Amazing isn't it? Same here in the U.S. Train fares have gone up by about a factor of five in the last twenty years, and then they complain that no one rides them, justifying the continued elimination of more and more routes.

Reminds me of Roger Rabbit.

Anonymous said...

Just wanted to make a little rememberance to all the dedicated Chinese workers that died in the building of the first rails in this country.

And to add, the train system in Southern Ontario is still woefully inadeqate. The QEW and 403 to Hamilton is still jammed every evening rush hour but you can't catch a GO train to Toronto or back except at peak times.

Scott Neigh said...

Hey Chris!

Yeah, thanks for the little remembrance.

And very true about southern Ontario. I don't know if it is still true, but way back when I was covering city hall in Hamilton, the excuse for that particular problem was inadequate track capacity -- a stretch of the track that the GO Train travels between Hamilton and Toronto is owned by CN, or something like that, and they couldn't/wouldn't spare any more of that capacity diverted from their freight trains.
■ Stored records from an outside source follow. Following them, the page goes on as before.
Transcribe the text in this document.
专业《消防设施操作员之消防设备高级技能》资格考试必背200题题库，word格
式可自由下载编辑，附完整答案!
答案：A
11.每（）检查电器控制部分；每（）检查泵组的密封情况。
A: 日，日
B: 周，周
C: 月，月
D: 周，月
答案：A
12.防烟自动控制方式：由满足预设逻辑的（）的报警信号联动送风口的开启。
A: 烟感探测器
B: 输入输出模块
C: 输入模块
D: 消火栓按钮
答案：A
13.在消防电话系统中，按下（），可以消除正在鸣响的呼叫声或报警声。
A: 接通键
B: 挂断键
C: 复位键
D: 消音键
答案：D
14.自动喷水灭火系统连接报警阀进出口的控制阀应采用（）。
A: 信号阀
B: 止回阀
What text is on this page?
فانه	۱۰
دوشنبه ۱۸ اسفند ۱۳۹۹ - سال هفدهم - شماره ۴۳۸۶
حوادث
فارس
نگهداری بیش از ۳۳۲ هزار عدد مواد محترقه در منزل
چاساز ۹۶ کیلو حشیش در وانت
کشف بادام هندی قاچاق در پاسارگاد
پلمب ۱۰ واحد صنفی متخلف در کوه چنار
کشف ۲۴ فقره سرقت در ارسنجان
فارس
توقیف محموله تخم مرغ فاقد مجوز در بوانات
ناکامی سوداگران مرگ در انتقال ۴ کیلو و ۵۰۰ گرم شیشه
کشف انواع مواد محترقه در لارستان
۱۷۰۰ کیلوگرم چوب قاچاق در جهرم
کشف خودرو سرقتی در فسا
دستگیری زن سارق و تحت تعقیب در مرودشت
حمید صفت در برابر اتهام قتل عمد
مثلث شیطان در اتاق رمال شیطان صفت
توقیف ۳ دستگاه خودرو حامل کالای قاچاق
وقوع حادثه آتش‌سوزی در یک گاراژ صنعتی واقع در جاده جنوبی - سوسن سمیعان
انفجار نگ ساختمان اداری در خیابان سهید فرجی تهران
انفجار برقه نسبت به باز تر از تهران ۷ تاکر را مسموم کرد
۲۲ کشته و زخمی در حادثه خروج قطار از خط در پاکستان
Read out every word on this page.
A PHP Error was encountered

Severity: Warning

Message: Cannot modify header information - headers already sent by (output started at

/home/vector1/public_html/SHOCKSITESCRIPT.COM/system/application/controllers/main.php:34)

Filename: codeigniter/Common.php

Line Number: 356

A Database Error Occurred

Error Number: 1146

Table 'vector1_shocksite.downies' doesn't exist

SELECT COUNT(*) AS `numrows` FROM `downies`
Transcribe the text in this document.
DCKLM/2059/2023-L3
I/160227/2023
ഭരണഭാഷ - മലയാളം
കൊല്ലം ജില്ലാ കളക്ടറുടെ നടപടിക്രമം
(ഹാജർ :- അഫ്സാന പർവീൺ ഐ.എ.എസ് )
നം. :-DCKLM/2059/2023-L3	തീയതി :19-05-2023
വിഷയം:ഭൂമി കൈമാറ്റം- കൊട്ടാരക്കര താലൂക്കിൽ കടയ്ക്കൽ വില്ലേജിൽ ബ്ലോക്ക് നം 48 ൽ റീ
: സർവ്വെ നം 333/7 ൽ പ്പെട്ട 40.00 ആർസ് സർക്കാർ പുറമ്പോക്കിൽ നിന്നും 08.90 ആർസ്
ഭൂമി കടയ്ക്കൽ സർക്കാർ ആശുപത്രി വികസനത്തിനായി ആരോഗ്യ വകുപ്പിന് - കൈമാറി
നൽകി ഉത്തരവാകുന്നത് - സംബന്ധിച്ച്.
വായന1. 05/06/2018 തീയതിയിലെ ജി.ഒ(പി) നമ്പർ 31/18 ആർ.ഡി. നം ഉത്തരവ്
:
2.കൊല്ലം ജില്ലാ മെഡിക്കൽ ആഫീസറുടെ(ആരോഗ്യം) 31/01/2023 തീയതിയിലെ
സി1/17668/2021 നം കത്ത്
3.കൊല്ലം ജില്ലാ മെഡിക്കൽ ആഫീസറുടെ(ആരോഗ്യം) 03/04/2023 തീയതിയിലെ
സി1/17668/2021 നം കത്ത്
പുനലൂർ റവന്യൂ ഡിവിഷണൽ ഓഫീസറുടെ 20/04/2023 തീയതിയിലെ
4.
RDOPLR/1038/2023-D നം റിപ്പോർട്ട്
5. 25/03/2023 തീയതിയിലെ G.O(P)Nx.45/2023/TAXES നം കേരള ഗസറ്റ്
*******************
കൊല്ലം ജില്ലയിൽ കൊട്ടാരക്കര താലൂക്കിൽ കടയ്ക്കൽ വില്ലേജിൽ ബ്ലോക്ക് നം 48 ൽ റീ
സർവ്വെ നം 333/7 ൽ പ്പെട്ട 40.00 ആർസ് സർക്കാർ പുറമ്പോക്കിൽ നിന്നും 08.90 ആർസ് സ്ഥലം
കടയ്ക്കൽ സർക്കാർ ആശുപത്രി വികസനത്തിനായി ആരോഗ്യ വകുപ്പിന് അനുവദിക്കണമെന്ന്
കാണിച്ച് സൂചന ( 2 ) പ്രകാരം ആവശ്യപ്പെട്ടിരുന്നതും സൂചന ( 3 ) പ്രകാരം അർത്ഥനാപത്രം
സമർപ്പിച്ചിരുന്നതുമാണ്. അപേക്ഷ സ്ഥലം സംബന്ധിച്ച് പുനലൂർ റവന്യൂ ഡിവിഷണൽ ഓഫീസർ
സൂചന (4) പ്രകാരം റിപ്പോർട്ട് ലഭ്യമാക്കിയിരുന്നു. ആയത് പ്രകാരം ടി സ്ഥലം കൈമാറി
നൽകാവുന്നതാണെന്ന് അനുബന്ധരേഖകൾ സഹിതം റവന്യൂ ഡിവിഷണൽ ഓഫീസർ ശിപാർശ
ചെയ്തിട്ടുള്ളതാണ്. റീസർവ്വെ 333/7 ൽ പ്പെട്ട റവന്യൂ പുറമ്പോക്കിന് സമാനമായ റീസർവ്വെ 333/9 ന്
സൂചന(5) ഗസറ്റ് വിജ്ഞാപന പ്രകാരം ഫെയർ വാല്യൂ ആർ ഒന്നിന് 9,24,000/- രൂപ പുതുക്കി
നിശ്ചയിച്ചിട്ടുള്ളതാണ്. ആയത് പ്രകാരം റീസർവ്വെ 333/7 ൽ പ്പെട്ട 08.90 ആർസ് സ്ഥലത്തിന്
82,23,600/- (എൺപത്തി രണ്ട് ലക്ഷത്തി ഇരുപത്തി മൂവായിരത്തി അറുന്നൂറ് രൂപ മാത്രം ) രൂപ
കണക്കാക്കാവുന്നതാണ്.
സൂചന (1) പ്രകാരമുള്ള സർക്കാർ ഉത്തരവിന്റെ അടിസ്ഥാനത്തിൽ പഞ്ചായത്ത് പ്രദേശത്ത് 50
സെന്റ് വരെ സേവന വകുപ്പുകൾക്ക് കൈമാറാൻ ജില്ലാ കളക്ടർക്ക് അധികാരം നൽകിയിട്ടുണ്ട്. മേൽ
Actually building more track would've cost many millions of dollars, and the province (with the city's support) was of a mind to sink its millions for transportation into roads.

Anonymous said...

Well, I'm from Ottawa and I always take the Greyhound bus to New York city as it "only" $175 return and that's 1/3 of the train fare which is itself more than airfare! Also, it's overnight (10:15pm - 7:30am). Wish the darn seats would recline though!!!!

Loved trains as a kid, but the costs have risen out of sight.